Updated Configuration:
Below is the configuration after applying the changes to the config.toml.tmpl file:

version = 2

[plugins.“io.containerd.internal.v1.opt”]
path = “/mnt/REDUNDANT_POOL/ix-applications/k3s/agent/containerd”

[plugins.“io.containerd.grpc.v1.cri”]
stream_server_address = “127.0.0.1”
stream_server_port = “10010”
enable_selinux = false
enable_unprivileged_ports = true
enable_unprivileged_icmp = true
sandbox_image = “rancher/mirrored-pause:3.6”

[plugins.“io.containerd.grpc.v1.cri”.containerd]
snapshotter = “overlayfs”
disable_snapshot_annotations = true

[plugins.“io.containerd.grpc.v1.cri”.containerd.runtimes.runc]
runtime_type = “io.containerd.runc.v2”

[plugins.“io.containerd.grpc.v1.cri”.containerd.runtimes.runc.options]
SystemdCgroup = true

[plugins.“io.containerd.grpc.v1.cri”.containerd.runtimes.“nvidia”]
runtime_type = “io.containerd.runc.v2”

[plugins.“io.containerd.grpc.v1.cri”.containerd.runtimes.“nvidia”.options]
BinaryName = “/usr/bin/nvidia-container-runtime”
SystemdCgroup = {{ .SystemdCgroup }}

The key change in this configuration is the addition of the following line under the NVIDIA runtime options:

SystemdCgroup = {{ .SystemdCgroup }}

This change, combined with restarting the k3s service, has effectively resolved the issue with the NVIDIA device plugin crashing.

donEddie7 · October 10, 2024, 2:13am

Is this the sort of issue/bug that is generally fixed in future releases/patches?
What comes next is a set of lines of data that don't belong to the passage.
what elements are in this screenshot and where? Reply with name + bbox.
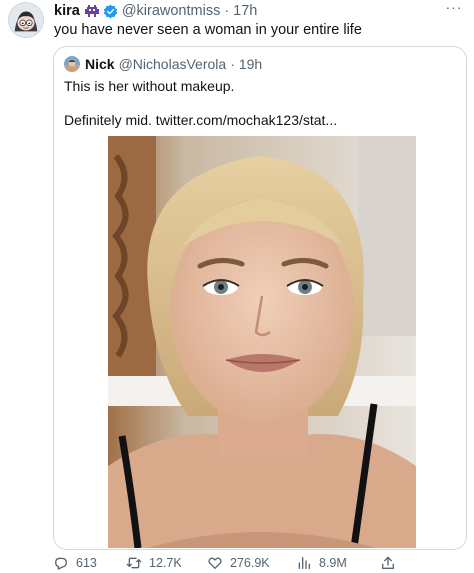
tweet-text: you have never seen a woman in your enti… xyxy=(54,22,362,38)
retweet-count: 12.7K xyxy=(149,556,182,570)
quoted-tweet[interactable]: Nick @NicholasVerola · 19h This is her w… xyxy=(53,46,467,550)
author-name[interactable]: kira xyxy=(54,3,80,19)
views-button[interactable]: 8.9M xyxy=(296,554,347,572)
quoted-tweet-header: Nick @NicholasVerola · 19h xyxy=(64,55,262,73)
quoted-author-avatar xyxy=(64,56,80,72)
quoted-separator-dot: · xyxy=(230,56,235,72)
like-button[interactable]: 276.9K xyxy=(207,554,270,572)
reply-button[interactable]: 613 xyxy=(53,554,97,572)
share-icon xyxy=(382,556,394,569)
verified-badge-icon xyxy=(103,4,118,19)
views-bar-chart-icon xyxy=(298,557,310,569)
quoted-tweet-photo[interactable] xyxy=(108,136,416,548)
quoted-tweet-text-line-2[interactable]: Definitely mid. twitter.com/mochak123/st… xyxy=(64,111,337,129)
tweet-actions-bar: 613 12.7K 276.9K 8.9M xyxy=(50,554,470,573)
heart-icon xyxy=(208,557,222,569)
author-avatar[interactable] xyxy=(8,2,44,38)
quoted-author-handle: @NicholasVerola xyxy=(118,56,227,72)
tweet-header: kira @kirawontmiss · 17h xyxy=(54,2,257,20)
quoted-tweet-text-line-1: This is her without makeup. xyxy=(64,78,235,94)
quoted-timestamp: 19h xyxy=(238,56,263,72)
retweet-button[interactable]: 12.7K xyxy=(126,554,182,572)
separator-dot: · xyxy=(224,3,230,19)
share-button[interactable] xyxy=(380,554,403,572)
tweet[interactable]: kira @kirawontmiss · 17h ··· you have ne… xyxy=(0,0,474,573)
like-count: 276.9K xyxy=(230,556,270,570)
reply-icon xyxy=(55,557,67,570)
quoted-author-name: Nick xyxy=(85,56,115,72)
author-handle[interactable]: @kirawontmiss xyxy=(122,3,221,19)
views-count: 8.9M xyxy=(319,556,347,570)
more-options-icon[interactable]: ··· xyxy=(444,0,464,14)
alien-monster-emoji-icon xyxy=(84,4,100,18)
reply-count: 613 xyxy=(76,556,97,570)
tweet-timestamp[interactable]: 17h xyxy=(233,3,257,19)
retweet-icon xyxy=(126,557,142,569)
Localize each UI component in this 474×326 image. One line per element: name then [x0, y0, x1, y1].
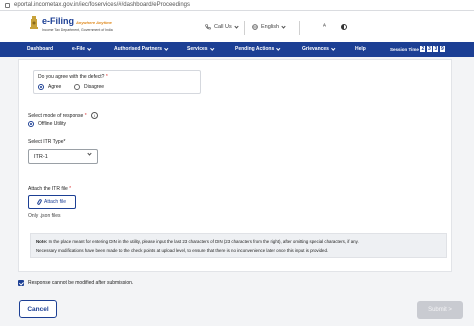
- nav-label: e-File: [72, 46, 86, 52]
- browser-url-bar[interactable]: eportal.incometax.gov.in/iec/foservices/…: [0, 0, 474, 11]
- logo-title-text: e-Filing: [42, 16, 74, 26]
- note-text-1: In the place meant for entering DIN in t…: [47, 239, 359, 244]
- submit-button[interactable]: Submit >: [417, 301, 463, 319]
- radio-unchecked-icon: [74, 84, 80, 90]
- chevron-down-icon: [210, 46, 214, 50]
- session-digit: 9: [439, 46, 445, 52]
- required-mark: *: [105, 74, 108, 80]
- chevron-down-icon: [164, 46, 169, 50]
- note-line-2: Necessary modifications have been made t…: [36, 248, 329, 253]
- url-text[interactable]: eportal.incometax.gov.in/iec/foservices/…: [14, 2, 190, 8]
- language-selector[interactable]: English: [252, 23, 286, 30]
- session-digit: 3: [426, 46, 432, 52]
- mode-label-text: Select mode of response: [28, 112, 84, 119]
- attach-hint: Only .json files: [28, 213, 61, 219]
- chevron-down-icon: [281, 23, 286, 29]
- agree-radio[interactable]: Agree: [38, 84, 61, 90]
- cancel-button[interactable]: Cancel: [19, 300, 57, 318]
- nav-authorised-partners[interactable]: Authorised Partners: [114, 46, 169, 52]
- agree-label: Agree: [48, 84, 62, 90]
- chevron-down-icon: [331, 46, 335, 50]
- chevron-down-icon: [234, 23, 239, 29]
- disagree-radio[interactable]: Disagree: [74, 84, 104, 90]
- nav-e-file[interactable]: e-File: [72, 46, 92, 52]
- note-box: Note: In the place meant for entering DI…: [30, 233, 447, 258]
- call-us-link[interactable]: Call Us: [205, 23, 239, 30]
- attach-label-text: Attach the ITR file: [28, 186, 68, 192]
- language-label: English: [261, 24, 280, 30]
- offline-utility-label: Offline Utility: [38, 121, 66, 127]
- defect-question-box: Do you agree with the defect? * Agree Di…: [33, 70, 201, 94]
- emblem-icon: [29, 14, 39, 34]
- session-digit: 3: [433, 46, 439, 52]
- defect-question-text: Do you agree with the defect?: [38, 74, 105, 80]
- note-label: Note:: [36, 239, 48, 244]
- session-timer: Session Time 2 3 3 9: [390, 46, 445, 52]
- itr-type-value: ITR-1: [34, 154, 48, 160]
- nav-label: Services: [187, 46, 208, 52]
- radio-checked-icon: [38, 84, 44, 90]
- text-size-button[interactable]: ᴬ: [323, 24, 326, 30]
- nav-label: Grievances: [302, 46, 329, 52]
- disagree-label: Disagree: [84, 84, 105, 90]
- nav-pending-actions[interactable]: Pending Actions: [235, 46, 281, 52]
- checkbox-checked-icon[interactable]: [18, 280, 24, 286]
- main-navbar: Dashboard e-File Authorised Partners Ser…: [0, 42, 474, 57]
- attach-file-button[interactable]: Attach file: [28, 195, 76, 209]
- required-mark: *: [69, 186, 72, 192]
- itr-type-label: Select ITR Type*: [28, 139, 66, 145]
- nav-services[interactable]: Services: [187, 46, 214, 52]
- nav-label: Dashboard: [27, 46, 54, 52]
- nav-grievances[interactable]: Grievances: [302, 46, 335, 52]
- site-header: e-Filing Anywhere Anytime Income Tax Depa…: [0, 11, 474, 42]
- defect-question: Do you agree with the defect? *: [38, 74, 108, 80]
- paperclip-icon: [36, 198, 43, 206]
- header-divider: [244, 21, 245, 35]
- logo-title[interactable]: e-Filing Anywhere Anytime: [42, 16, 112, 26]
- nav-label: Authorised Partners: [114, 46, 163, 52]
- confirm-checkbox-row[interactable]: Response cannot be modified after submis…: [18, 280, 133, 286]
- note-line-1: Note: In the place meant for entering DI…: [36, 239, 359, 244]
- mode-of-response-label: Select mode of response * i: [28, 112, 99, 119]
- session-digit: 2: [420, 46, 426, 52]
- logo-tagline: Anywhere Anytime: [76, 20, 112, 25]
- text-size-icon: ᴬ: [323, 24, 326, 30]
- offline-utility-radio[interactable]: Offline Utility: [28, 121, 66, 127]
- chevron-down-icon: [87, 151, 92, 156]
- nav-dashboard[interactable]: Dashboard: [27, 46, 53, 52]
- globe-icon: [252, 24, 258, 30]
- attach-itr-label: Attach the ITR file *: [28, 186, 71, 192]
- phone-icon: [205, 24, 211, 30]
- attach-button-label: Attach file: [44, 199, 66, 205]
- info-icon[interactable]: i: [91, 112, 99, 119]
- lock-icon: [5, 2, 10, 8]
- nav-help[interactable]: Help: [355, 46, 366, 52]
- chevron-down-icon: [276, 46, 281, 50]
- required-mark: *: [84, 112, 87, 119]
- contrast-icon: [341, 24, 347, 30]
- nav-label: Help: [355, 46, 366, 52]
- itr-type-select[interactable]: ITR-1: [28, 149, 98, 164]
- chevron-down-icon: [87, 46, 92, 50]
- confirm-label: Response cannot be modified after submis…: [28, 280, 134, 286]
- radio-checked-icon: [28, 121, 34, 127]
- call-us-label: Call Us: [214, 24, 232, 30]
- session-label: Session Time: [390, 46, 419, 52]
- nav-label: Pending Actions: [235, 46, 275, 52]
- header-divider: [299, 21, 300, 35]
- contrast-toggle[interactable]: [341, 24, 347, 30]
- logo-subtitle: Income Tax Department, Government of Ind…: [42, 28, 113, 32]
I just setup my TrueNAS Scale server and am noticing the same behavior that you described. I am tempted to follow your instructions to get my GPU running consistently but a little green and not sure I should go through the trouble if this will be patched/fixed.

For what it’s worth, I did try navigating to the directory you mentioned but keep getting access/permission denied when trying to get to the agent directory under k3s. I’m logged in as admin.

LarsR · October 10, 2024, 7:05am

The issue should not be relevant in electric eel (available as RC2 version right now and release due end of the month), because the apps backend switches from kubernetes to docker and this was a kubernetes specific problem.

fayelund · October 10, 2024, 1:19pm

You are a super hero, this has bugged me for several monthsz with ix just pointing to upstream error.